[Intel-gfx] [PATCH 1/6] drm/i915: Implement L3 partitioning set-up from the workaround list.

Thu Oct 8 02:17:11 PDT 2015

On Wed, Oct 07, 2015 at 04:30:35PM +0300, Francisco Jerez wrote:
> Chris Wilson <chris at chris-wilson.co.uk> writes:
> 
> > On Wed, Oct 07, 2015 at 02:44:00PM +0300, Francisco Jerez wrote:
> >> This programs the L3 configuration based on the sizes given for each
> >> partition as arguments.  The relevant register writes are added to the
> >> workaround list so that they are re-applied to each context while it's
> >> initialized, preventing state leaks from other userspace processes
> >> which may have modified the L3 partitioning from its boot-up state,
> >> since all relevant registers are part of the software and hardware
> >> command checker whitelists.
> >> 
> >> Some userspace clients (DDX and current versions of Mesa not patched
> >> with my L3 partitioning series [1]) assume that the L3 configuration,
> >> in particular the URB size, comes up in certain state when a context
> >> is created, but nothing in the kernel guarantees this assumption, the
> >> registers that control the partitioning of the L3 cache were being
> >> left untouched.
> >> 
> >> Note that the VLV_L3SQCREG1_SQGHPCI_DEFAULT macro defined here has the
> >> same value as the previously defined VLV_B0_WA_L3SQCREG1_VALUE, but
> >> the latter will be removed in a future commit.
> >> 
> >> [1] http://lists.freedesktop.org/archives/mesa-dev/2015-September/093550.html
> >
> > Merge this with 1 + 5 (or was it 4?)- not only does it introduce a
> > temporary unused function, but we have to jump between patches to see
> > whether the function is safe (especially given those BUGs), and you add
> > all w/a in the same patch so bisection is not improved.
> >
> What do you want me to merge it with?  This *is* PATCH 1, and PATCH 5 is
> largely unrelated.  I wouldn't have any objection to squashing PATCH 4
> into this commit though.

1+4. That just highlights the issue of having two very tightly coupled
patches arbitrary split - the split here doesn't even improve bisection.

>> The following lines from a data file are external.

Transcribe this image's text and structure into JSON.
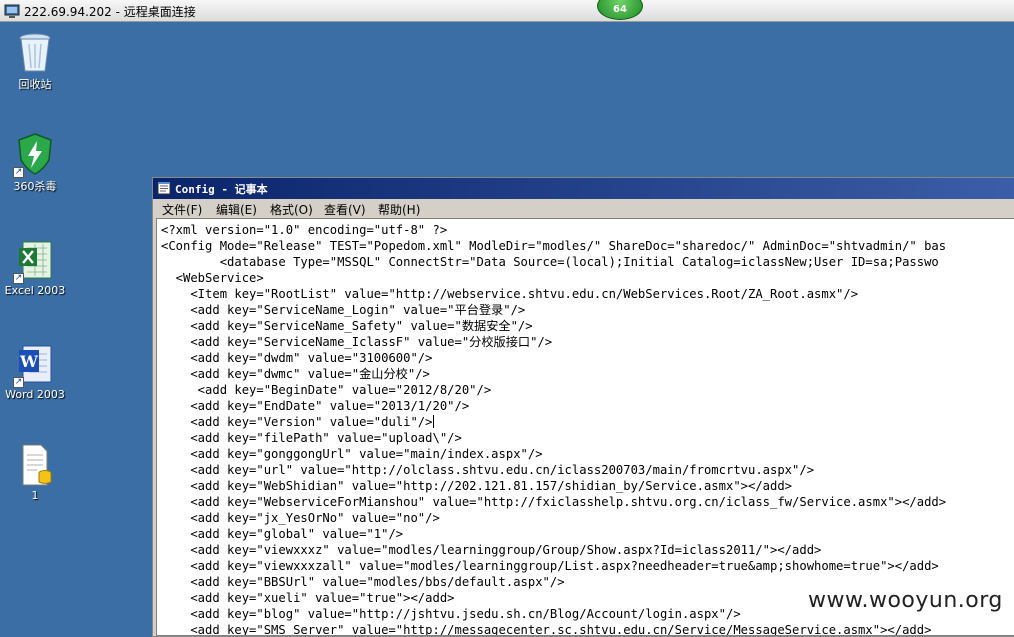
{
  "remote_desktop": {
    "title": "222.69.94.202 - 远程桌面连接",
    "badge": "64"
  },
  "desktop_icons": [
    {
      "label": "回收站",
      "icon": "recycle-bin-icon"
    },
    {
      "label": "360杀毒",
      "icon": "shield-icon"
    },
    {
      "label": "Excel 2003",
      "icon": "excel-icon"
    },
    {
      "label": "Word 2003",
      "icon": "word-icon"
    },
    {
      "label": "1",
      "icon": "document-icon"
    }
  ],
  "notepad": {
    "title": "Config - 记事本",
    "menu": [
      "文件(F)",
      "编辑(E)",
      "格式(O)",
      "查看(V)",
      "帮助(H)"
    ],
    "lines": [
      "<?xml version=\"1.0\" encoding=\"utf-8\" ?>",
      "<Config Mode=\"Release\" TEST=\"Popedom.xml\" ModleDir=\"modles/\" ShareDoc=\"sharedoc/\" AdminDoc=\"shtvadmin/\" bas",
      "        <database Type=\"MSSQL\" ConnectStr=\"Data Source=(local);Initial Catalog=iclassNew;User ID=sa;Passwo",
      "  <WebService>",
      "    <Item key=\"RootList\" value=\"http://webservice.shtvu.edu.cn/WebServices.Root/ZA_Root.asmx\"/>",
      "    <add key=\"ServiceName_Login\" value=\"平台登录\"/>",
      "    <add key=\"ServiceName_Safety\" value=\"数据安全\"/>",
      "    <add key=\"ServiceName_IclassF\" value=\"分校版接口\"/>",
      "    <add key=\"dwdm\" value=\"3100600\"/>",
      "    <add key=\"dwmc\" value=\"金山分校\"/>",
      "     <add key=\"BeginDate\" value=\"2012/8/20\"/>",
      "    <add key=\"EndDate\" value=\"2013/1/20\"/>",
      "    <add key=\"Version\" value=\"duli\"/>",
      "    <add key=\"filePath\" value=\"upload\\\"/>",
      "    <add key=\"gonggongUrl\" value=\"main/index.aspx\"/>",
      "    <add key=\"url\" value=\"http://olclass.shtvu.edu.cn/iclass200703/main/fromcrtvu.aspx\"/>",
      "    <add key=\"WebShidian\" value=\"http://202.121.81.157/shidian_by/Service.asmx\"></add>",
      "    <add key=\"WebserviceForMianshou\" value=\"http://fxiclasshelp.shtvu.org.cn/iclass_fw/Service.asmx\"></add>",
      "    <add key=\"jx_YesOrNo\" value=\"no\"/>",
      "    <add key=\"global\" value=\"1\"/>",
      "    <add key=\"viewxxxz\" value=\"modles/learninggroup/Group/Show.aspx?Id=iclass2011/\"></add>",
      "    <add key=\"viewxxxzall\" value=\"modles/learninggroup/List.aspx?needheader=true&amp;showhome=true\"></add>",
      "    <add key=\"BBSUrl\" value=\"modles/bbs/default.aspx\"/>",
      "    <add key=\"xueli\" value=\"true\"></add>",
      "    <add key=\"blog\" value=\"http://jshtvu.jsedu.sh.cn/Blog/Account/login.aspx\"/>",
      "    <add key=\"SMS_Server\" value=\"http://messagecenter.sc.shtvu.edu.cn/Service/MessageService.asmx\"></add>"
    ]
  },
  "watermark": "www.wooyun.org"
}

> > Looking at the function itself, I am not convinced that it actually adds
> > anything over calling setting up the WA from the vfuncs - at least the
> > bdw/gen7 split is redundant (we split at the vfunc then call one
> > function where we replit again, but with nasty constraints on the
> > interface of the function for different gen, it's not a function for the
> > faint of heart).
> >
> The constraints are just the hardware's constraints on the L3
> partitioning.  The function is meant to implement the details of
> programming the L3 configuration, which is different for different gens
> even though the overall structure of the L3 partitioning is the same.
> Of course the constraints set by specific hardware on the partition
> sizes cannot be abstracted out.
> 
> I guess that splitting this out into two functions (one for gen7 and
> another for gen8) wouldn't hurt much, but open-coding the function in
> all its uses (5) would involve duplicating quite some code.

Having slept on it, and I think a gen7/gen8 split is best.

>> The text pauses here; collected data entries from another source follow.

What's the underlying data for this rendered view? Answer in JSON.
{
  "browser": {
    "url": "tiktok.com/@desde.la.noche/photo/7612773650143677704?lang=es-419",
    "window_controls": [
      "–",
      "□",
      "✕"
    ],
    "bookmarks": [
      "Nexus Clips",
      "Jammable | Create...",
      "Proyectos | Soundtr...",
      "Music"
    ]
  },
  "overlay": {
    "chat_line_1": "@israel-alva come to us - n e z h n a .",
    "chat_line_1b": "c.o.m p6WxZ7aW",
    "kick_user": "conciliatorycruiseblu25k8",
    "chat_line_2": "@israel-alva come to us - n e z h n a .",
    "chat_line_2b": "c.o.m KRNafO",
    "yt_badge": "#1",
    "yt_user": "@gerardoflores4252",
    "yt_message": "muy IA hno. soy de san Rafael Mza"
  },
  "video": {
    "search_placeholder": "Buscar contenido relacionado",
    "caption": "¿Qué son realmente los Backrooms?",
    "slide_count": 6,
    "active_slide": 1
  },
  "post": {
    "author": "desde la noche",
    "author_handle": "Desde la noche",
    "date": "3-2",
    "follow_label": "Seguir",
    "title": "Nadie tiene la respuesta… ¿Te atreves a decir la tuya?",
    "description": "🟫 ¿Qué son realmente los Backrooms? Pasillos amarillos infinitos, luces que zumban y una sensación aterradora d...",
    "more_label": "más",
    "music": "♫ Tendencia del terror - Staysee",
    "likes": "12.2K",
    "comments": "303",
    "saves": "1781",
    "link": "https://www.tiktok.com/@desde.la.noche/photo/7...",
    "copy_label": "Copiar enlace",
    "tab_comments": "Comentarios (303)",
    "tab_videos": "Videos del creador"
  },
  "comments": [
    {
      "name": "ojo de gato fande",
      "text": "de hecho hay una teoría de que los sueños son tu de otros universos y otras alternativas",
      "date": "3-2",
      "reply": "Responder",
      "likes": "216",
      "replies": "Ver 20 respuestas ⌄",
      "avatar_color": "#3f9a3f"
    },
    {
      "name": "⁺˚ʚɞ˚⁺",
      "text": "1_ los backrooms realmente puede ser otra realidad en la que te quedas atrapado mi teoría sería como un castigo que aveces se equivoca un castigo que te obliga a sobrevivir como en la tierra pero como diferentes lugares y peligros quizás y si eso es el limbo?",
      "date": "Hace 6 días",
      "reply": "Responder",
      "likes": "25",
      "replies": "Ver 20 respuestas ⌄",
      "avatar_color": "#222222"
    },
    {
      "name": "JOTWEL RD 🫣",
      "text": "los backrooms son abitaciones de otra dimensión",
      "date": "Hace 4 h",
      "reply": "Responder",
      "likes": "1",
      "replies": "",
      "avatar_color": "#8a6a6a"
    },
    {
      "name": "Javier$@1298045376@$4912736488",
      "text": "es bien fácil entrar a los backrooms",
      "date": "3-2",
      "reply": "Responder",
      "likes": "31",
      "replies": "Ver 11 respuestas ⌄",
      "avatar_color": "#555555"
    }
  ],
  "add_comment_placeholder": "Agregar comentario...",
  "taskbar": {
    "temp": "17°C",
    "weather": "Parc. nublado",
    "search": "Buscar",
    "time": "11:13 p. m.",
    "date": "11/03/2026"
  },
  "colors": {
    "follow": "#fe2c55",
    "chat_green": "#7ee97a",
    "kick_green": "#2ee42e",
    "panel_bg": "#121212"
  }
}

My issue with the current combined function is that the interface is
different based on generation, which says to me that it is multiple
functions. It scores very low on the hard-to-misuse ranking

http://ozlabs.org/~rusty/index.cgi/tech/2008-03-30.html

And instead of the multiline multiple ternary operators, just have
an if-else-chain for hsw/vlv/ivb (for setting the cmd value).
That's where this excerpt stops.